Brandon slowly rose from the bench, Dana stood, and they followed. For a guy who couldn’t see, Reece moved fast. Not over? Brandon felt like they’d just finished sudden-death overtime in the Super Bowl and they weren’t done?

He broke into a sluggish jog till he caught up with Reece. “Care to expand on what ‘not over’ means?”

“Yes, as soon as the four of us are together. I want to make sure the professor is okay.”

The three of them reached Reece’s back door together and if Brandon didn’t know better, he’d swear the big man was seeing again. He reached for the door handle without hesitation and pushed through.

“Marcus?” Reece called the professor’s name twice before he got an answer.

“I’m here.”

Brandon slogged into the living room and stared at Marcus. His complexion was paler than usual, but other than that the professor looked well. “You’re all right, Prof?”

“I’m good.”

He stood, then sat back down on the couch his body had been lying on for almost five hours. Marcus breathed like he’d just finished a marathon. Good, Brandon wasn’t the only one ready for a break.

“It will take an abundance of time to process the complexity and spiritual implications of what I just experienced, but yes, I truly am well.”

“Regretfully, for all of us, there isn’t any time for processing.” Reece stood like a statue, his long arms folded across his chest.

Marcus gazed up at him. “I don’t understand.”

“That’s two of us, bro.” Brandon eased over next to the professor.

A voice rang out from above them. “It’s time to go after the Wolf in the heavens, Marcus.”

Doug eased down the stairs and came to a stop next to Reece.

“Now?” Brandon said. He glanced at Dana. Her eyes told him she wondered the same thing.

The professor looked down, then raised his head slowly. “It’s not.”

“It is,” Doug said. “I’ve never heard more clearly from the Spirit. The time is now. I believe Reece agrees.”

Marcus shook his head. “Proceeding into that course of action is not a path I’m able to take.”

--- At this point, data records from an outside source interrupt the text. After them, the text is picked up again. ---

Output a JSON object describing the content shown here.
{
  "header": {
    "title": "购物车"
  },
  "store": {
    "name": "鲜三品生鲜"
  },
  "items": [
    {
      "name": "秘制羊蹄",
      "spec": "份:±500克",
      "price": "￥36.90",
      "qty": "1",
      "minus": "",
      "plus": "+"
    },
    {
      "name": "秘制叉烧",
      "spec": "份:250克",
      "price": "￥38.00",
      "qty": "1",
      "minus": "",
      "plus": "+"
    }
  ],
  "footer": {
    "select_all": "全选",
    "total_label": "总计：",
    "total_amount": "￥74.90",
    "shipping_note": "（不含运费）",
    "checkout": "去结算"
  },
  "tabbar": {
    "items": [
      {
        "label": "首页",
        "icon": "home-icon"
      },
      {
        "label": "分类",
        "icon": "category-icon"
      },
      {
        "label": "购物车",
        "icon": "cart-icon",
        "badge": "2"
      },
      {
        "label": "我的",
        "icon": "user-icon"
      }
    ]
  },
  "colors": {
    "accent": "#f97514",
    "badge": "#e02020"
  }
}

“I realize you’ve been through a harrowing journey and need time to analyze what has happened.” Reece lumbered toward Marcus. “I realize what we all just came out of has exhausted us physically and emotionally as well as spiritually. But there isn’t time for recovery right now. You don’t think you have it in you to enter
immediately into another battle, but you do. You have the strength, Professor, his strength.”

Marcus shook his head. “That isn’t what I meant to indicate.” He rubbed his hair. “Confronting the Wolf is not my path.”

“What?”

“I’m not to go in with you and the other Warriors.”

“It’s the path for all of those of the prophecy.” Reece took a step forward, his arms still folded. “We cannot do this without you. The Spirit has told me more than once that you are the key to victory over the Wolf. That without you, we are lost.”

“I’m sorry.”

Reece turned. “Dana? Brandon? Am I missing something here?”

Brandon hesitated before answering. Missing something? Yeah. Any hint of sanity. Reece and Doug wanted them to go after the Wolf right now? After what each of them had been through? Brandon was at the point of collapse. Dana had to be as well. But it didn’t seem that way when she spoke.

“I think Reece and Doug might be right. I feel like Jesus told me the same thing. The time to go after the Wolf is now. Believe me, I don’t want to, but I have little doubt of what we are to do.” She turned to Brandon and stared at him for several seconds before speaking again. “Brandon, have you asked the Spirit? If yes, what has he said?”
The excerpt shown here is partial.